I store mine in 5 gallon buckets with damp wood shavings and the lid snapped on the bucket. I do a layer of shavings, a layer of carrots (on their side, tops trimmed fairly short, not touching one another), a layer of shavings, carrots, shavings, etc. It sits in my root cellar which is just above freezing (if it ever gets cold this year). I don't use sawdust, I think the particles would be too small. My wood shavings come from a woodworking planer so they are pretty small, definitely not as big as wood chips from a brush clearing operation. As for dampness, I try to get them less damp than if you got them totally wet and squeezed all the water you could from them. So they are probably just wet enough that you wouldn't expect them to soak up a water spill. Hopefully that makes sense. Damp but not fully saturated.
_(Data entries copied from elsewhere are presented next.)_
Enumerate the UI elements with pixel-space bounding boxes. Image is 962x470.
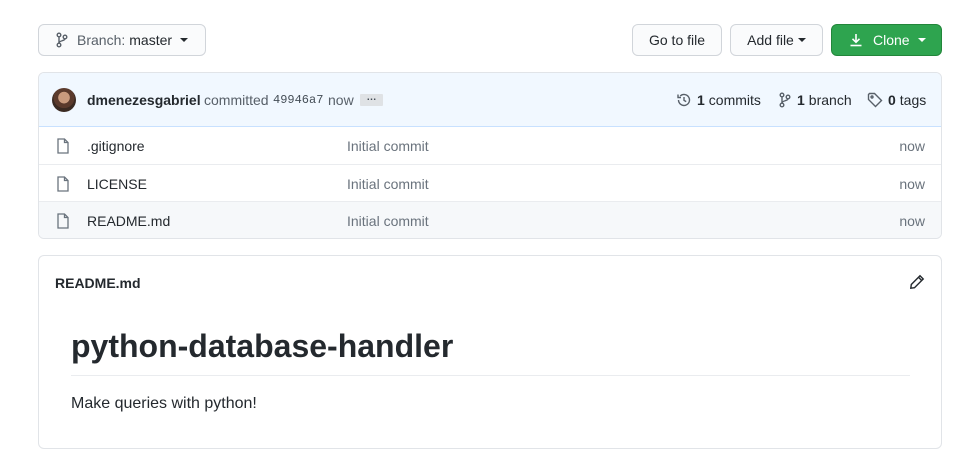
tags-count: 0 xyxy=(888,92,896,108)
clone-button[interactable]: Clone xyxy=(831,24,942,56)
commits-count: 1 xyxy=(697,92,705,108)
branch-count-label: branch xyxy=(808,92,852,108)
go-to-file-button[interactable]: Go to file xyxy=(632,24,722,56)
branch-select-button[interactable]: Branch: master xyxy=(38,24,206,56)
file-commit-message-link[interactable]: Initial commit xyxy=(347,213,429,229)
branches-link[interactable]: 1 branch xyxy=(778,92,852,108)
chevron-down-icon xyxy=(180,38,189,42)
file-icon xyxy=(57,138,69,154)
readme-filename: README.md xyxy=(55,275,141,291)
file-name-link[interactable]: README.md xyxy=(87,213,170,229)
file-row[interactable]: README.md Initial commit now xyxy=(39,201,941,238)
file-row[interactable]: LICENSE Initial commit now xyxy=(39,164,941,201)
commit-sha-link[interactable]: 49946a7 xyxy=(273,93,323,107)
file-listing: dmenezesgabriel committed 49946a7 now … … xyxy=(38,72,942,239)
file-commit-age: now xyxy=(899,176,925,192)
file-name-link[interactable]: .gitignore xyxy=(87,138,145,154)
readme-paragraph: Make queries with python! xyxy=(71,395,257,412)
add-file-button[interactable]: Add file xyxy=(730,24,823,56)
readme-panel: README.md python-database-handler Make q… xyxy=(38,255,942,449)
readme-divider xyxy=(71,375,910,376)
readme-heading: python-database-handler xyxy=(71,328,454,364)
add-file-label: Add file xyxy=(747,32,794,48)
commit-author-link[interactable]: dmenezesgabriel xyxy=(87,92,201,108)
commits-link[interactable]: 1 commits xyxy=(676,92,761,108)
commit-time: now xyxy=(328,92,354,108)
git-branch-icon xyxy=(779,92,791,108)
tags-label: tags xyxy=(899,92,927,108)
download-icon xyxy=(850,34,862,47)
tags-link[interactable]: 0 tags xyxy=(867,92,926,108)
chevron-down-icon xyxy=(797,38,806,42)
latest-commit-bar: dmenezesgabriel committed 49946a7 now … … xyxy=(39,73,941,127)
file-commit-message-link[interactable]: Initial commit xyxy=(347,176,429,192)
file-commit-age: now xyxy=(899,138,925,154)
pencil-icon[interactable] xyxy=(909,274,925,290)
chevron-down-icon xyxy=(917,38,926,42)
file-name-link[interactable]: LICENSE xyxy=(87,176,147,192)
branch-count: 1 xyxy=(797,92,805,108)
file-icon xyxy=(57,176,69,192)
commit-message-expand-button[interactable]: … xyxy=(360,93,383,106)
file-commit-message-link[interactable]: Initial commit xyxy=(347,138,429,154)
commits-label: commits xyxy=(708,92,761,108)
avatar[interactable] xyxy=(52,88,76,112)
file-icon xyxy=(57,213,69,229)
history-icon xyxy=(677,93,691,107)
git-branch-icon xyxy=(56,32,68,48)
commit-verb: committed xyxy=(204,92,269,108)
branch-label: Branch: xyxy=(77,32,126,48)
clone-label: Clone xyxy=(873,32,910,48)
file-row[interactable]: .gitignore Initial commit now xyxy=(39,127,941,164)
branch-value: master xyxy=(129,32,173,48)
go-to-file-label: Go to file xyxy=(648,32,706,48)
file-commit-age: now xyxy=(899,213,925,229)
tag-icon xyxy=(867,92,883,108)
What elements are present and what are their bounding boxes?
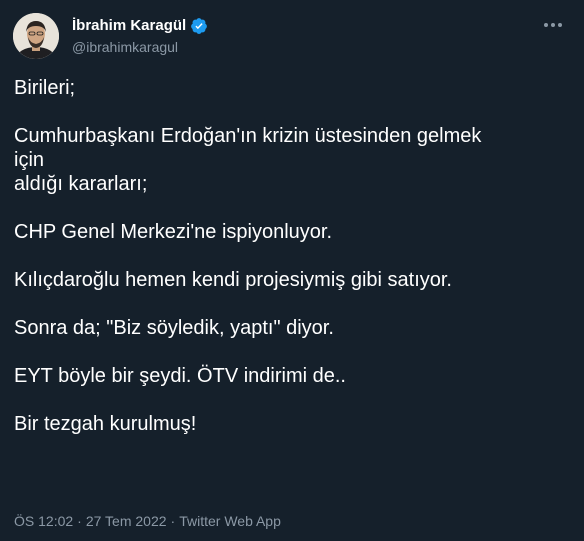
meta-separator: · [77, 513, 82, 529]
tweet-text: Birileri; Cumhurbaşkanı Erdoğan'ın krizi… [14, 77, 482, 435]
author-name-row: İbrahim Karagül [72, 16, 208, 36]
more-dot [558, 23, 562, 27]
author-display-name[interactable]: İbrahim Karagül [72, 16, 186, 36]
more-dot [551, 23, 555, 27]
tweet-source[interactable]: Twitter Web App [179, 513, 281, 529]
author-info: İbrahim Karagül @ibrahimkaragul [72, 16, 208, 57]
more-options-icon[interactable] [540, 15, 566, 35]
profile-photo [13, 13, 59, 59]
author-handle[interactable]: @ibrahimkaragul [72, 37, 208, 57]
tweet-card: İbrahim Karagül @ibrahimkaragul Birileri… [0, 0, 584, 541]
more-dot [544, 23, 548, 27]
tweet-meta: ÖS 12:02 · 27 Tem 2022 · Twitter Web App [14, 512, 281, 530]
tweet-date[interactable]: 27 Tem 2022 [86, 513, 167, 529]
meta-separator: · [170, 513, 176, 529]
verified-badge-icon [190, 17, 208, 35]
tweet-time[interactable]: ÖS 12:02 [14, 513, 73, 529]
author-avatar[interactable] [13, 13, 59, 59]
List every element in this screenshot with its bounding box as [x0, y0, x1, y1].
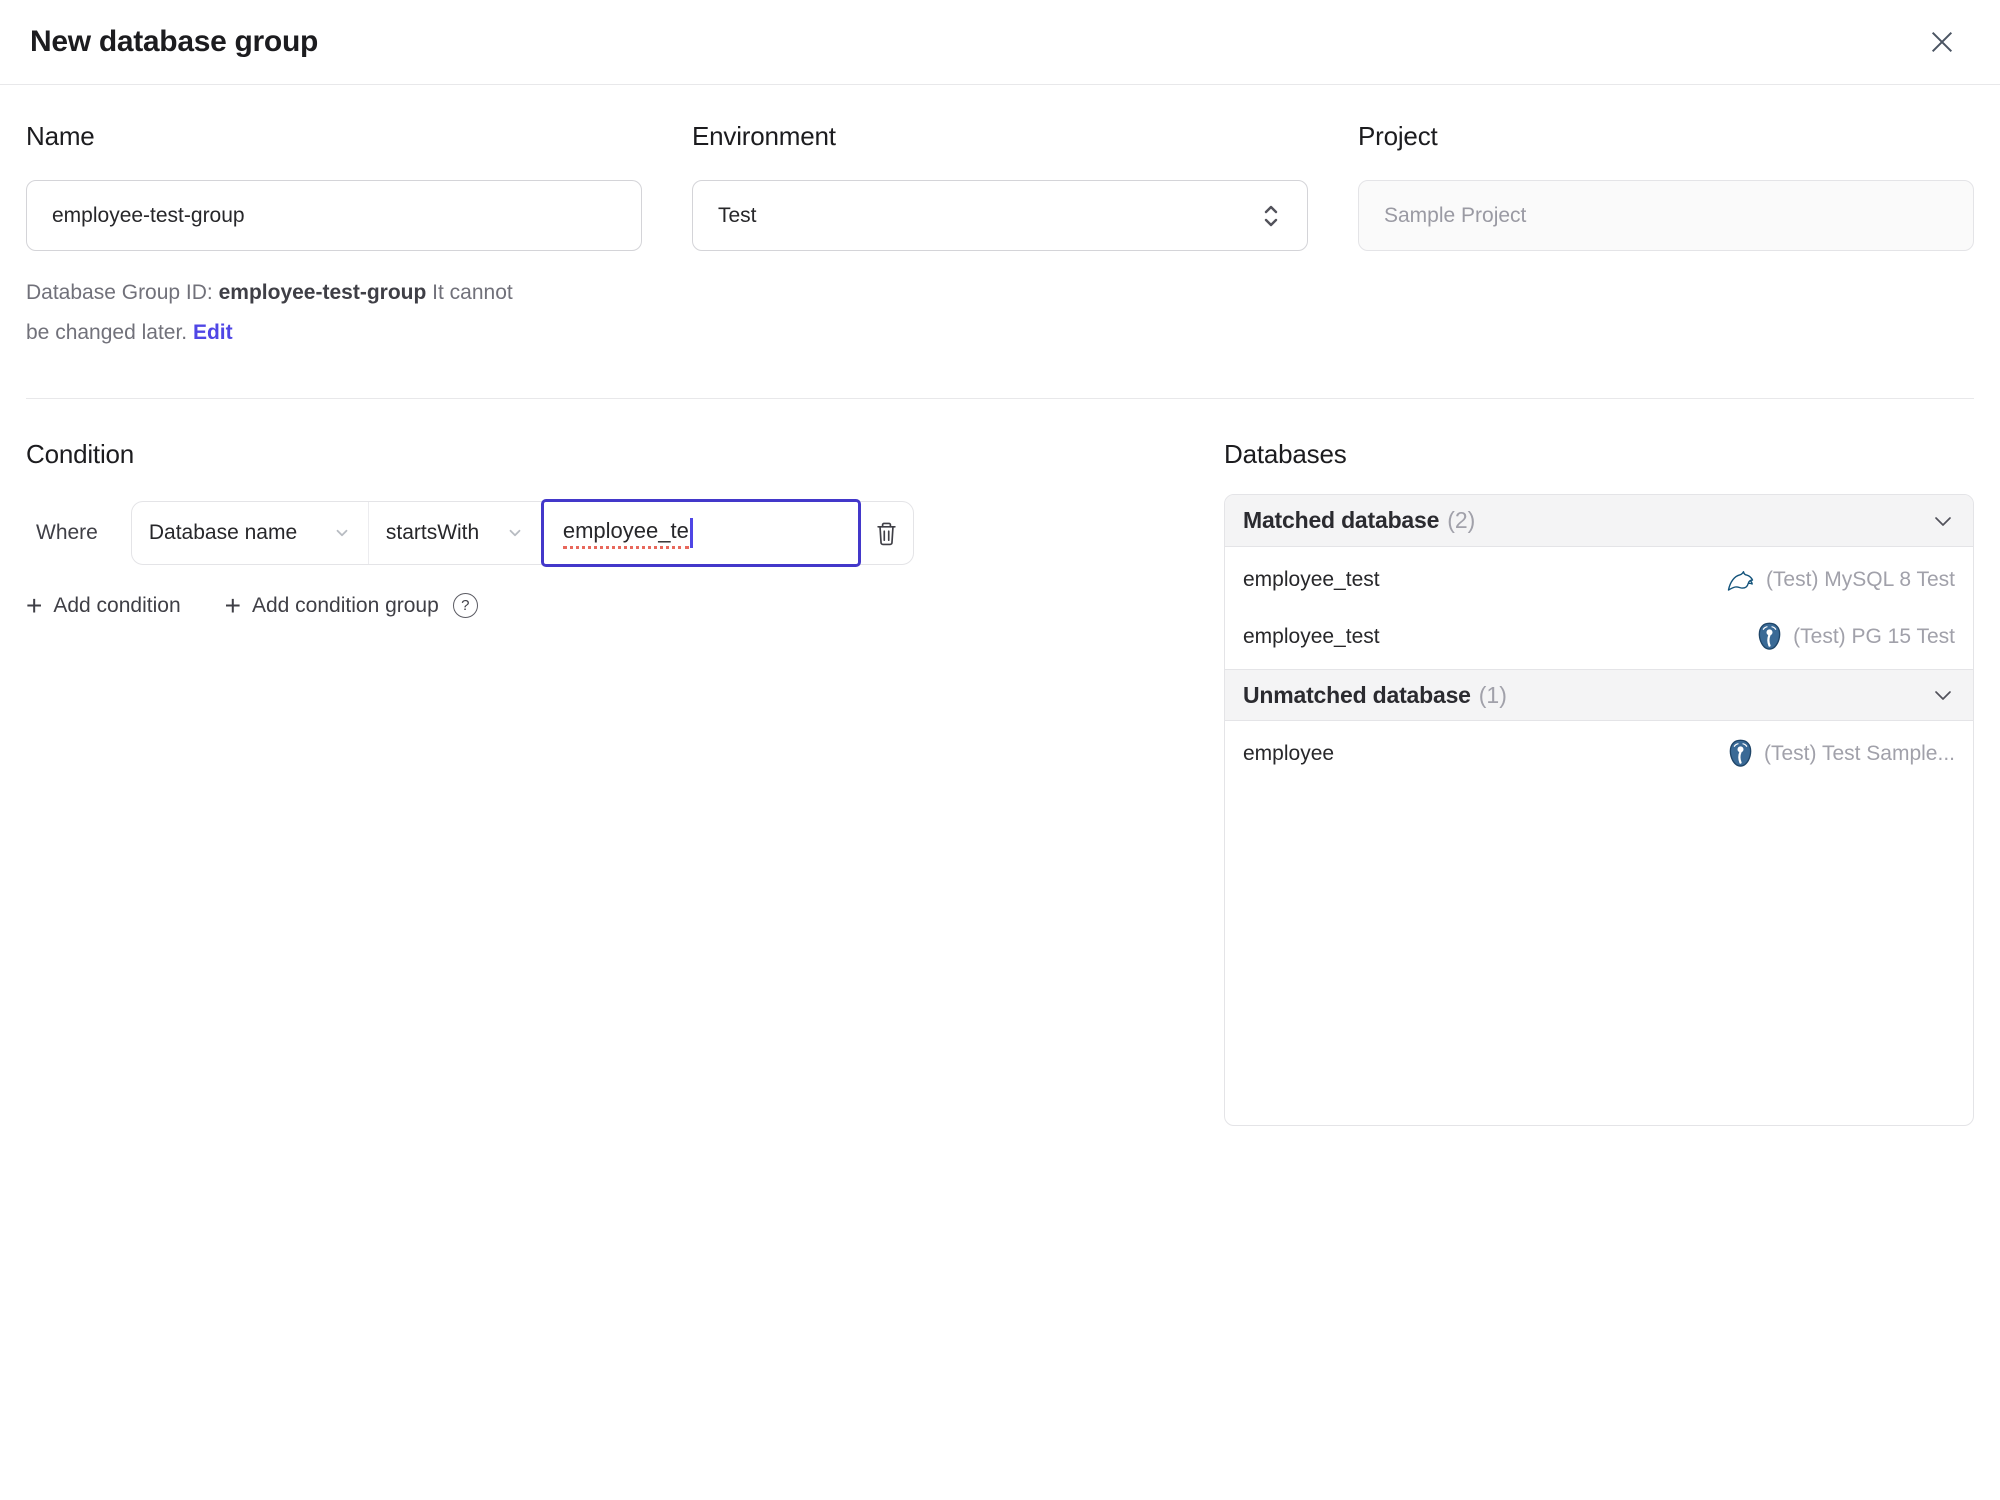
dialog-title: New database group	[30, 25, 318, 58]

Two winters ago we used damp sand which worked but made the buckets really heavy and then we were washing sand down the kitchen sink drain all the time.
This method works for carrots, beets and parsnips and I'd assume other root crops.
I think I would avoid anything that is "partially decomposed" just in case the microbial life on it can overpower the carrots. If you look around for a woodworker with power tools you should be able to get "planer shavings" pretty easily.
They do get sweeter after a solid frost. I think I would leave them but I don't know. A carrot's goal in life is to make it through the winter to produce seed the second year. So if they're rotting, it's probably due to the soil being too wet for too long or maybe a pest that damaged the carrot root. I'm not sure.
Compost is filled with rot inducing microbes. I wouldn't use it to try to store vegetables....
In my culture, we traditionally use sand for storing root vegetables. I often bury carrots about 18" deep in the garden in clay. Some of them survive, some rot.
Carrots will store well in the ground until it gets cold enough to freeze them. Some years, they might survive all winter in the ground, other years they freeze by November. I suppose depending on how much snow is covering them when it gets super cold. Some years we throw straw, leaves, or dirt over the row to try to hold them till spring.
In my family they are stored in peat moss in a cold room. We use those big square rubbermaid containers, with a lid. A layer of peat moss, a layer of carrots with the tops cut off. Layer of peat moss, etc.
The carrots are stored in the cold room along with cardboard boxes of potatoes. The cold room is kept around 5-10 C by insulating a room in the basement from the rest of the house and ventilating it outside.